Optimizing and Unifying Infection Control Precautions for Respiratory Viral Infections

(See the Major Article by Landry et al on pages 199–207.)

The coronavirus disease 2019 (COVID-19) pandemic has focused an intense spotlight on respiratory precautions for healthcare workers managing patients with respiratory viral infections. Prevailing wisdom before the pandemic was that most respiratory viruses are transmitted by large respiratory droplets and fomites. These droplets were believed to have a carrying radius of 3–6 feet before rapidly falling to the ground by virtue of gravity. Surgical masks were presumed to provide adequate protection in most situations by providing a barrier between patients’ emissions and the mucous membranes of providers’ mouths and noses.

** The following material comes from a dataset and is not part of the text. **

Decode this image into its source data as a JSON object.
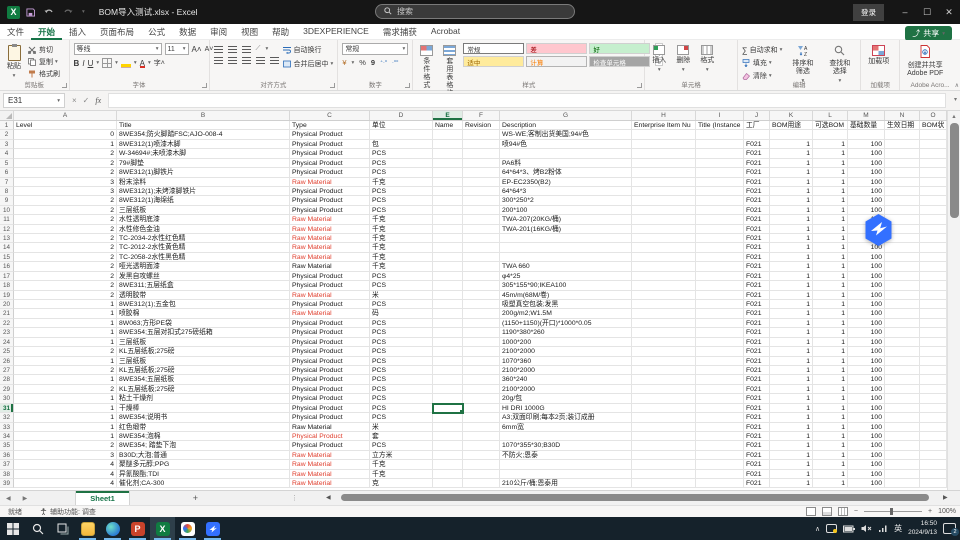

Notwithstanding this framework, the United States Centers for Disease Control and Prevention’s (CDC) infection control guidelines include a hodgepodge of different personal protective equipment recommendations for different respiratory viruses [1]. These span the gamut from respirators, eye protection, gowns, and gloves to care for patients with emerging pathogens such as Middle East Respiratory Syndrome (MERS), avian influenza, and now, severe acute respiratory syndrome coronavirus 2 (SARS-CoV-2); surgical masks alone to care for patients with influenza; gloves and gowns alone without masks or eye protection to care for patients with respiratory syncytial virus (RSV); and nothing at all to care for immunocompetent adults with parainfluenza.

This curious mix of recommendations appears to be the product of a handful of studies conducted predominantly in the 1980s and 1990s that evaluated the additive benefit of one or more of these precautions against one of these viruses, mostly RSV. None of the cited studies compared infection rates between viruses or provided evidence why one virus should be treated differently from another. Many of the source studies only reported on nosocomial infection rates in patients but did not consider infections in healthcare workers. And almost all the studies focused on pediatric populations. The suitability of these studies to support current infection control recommendations is dubious.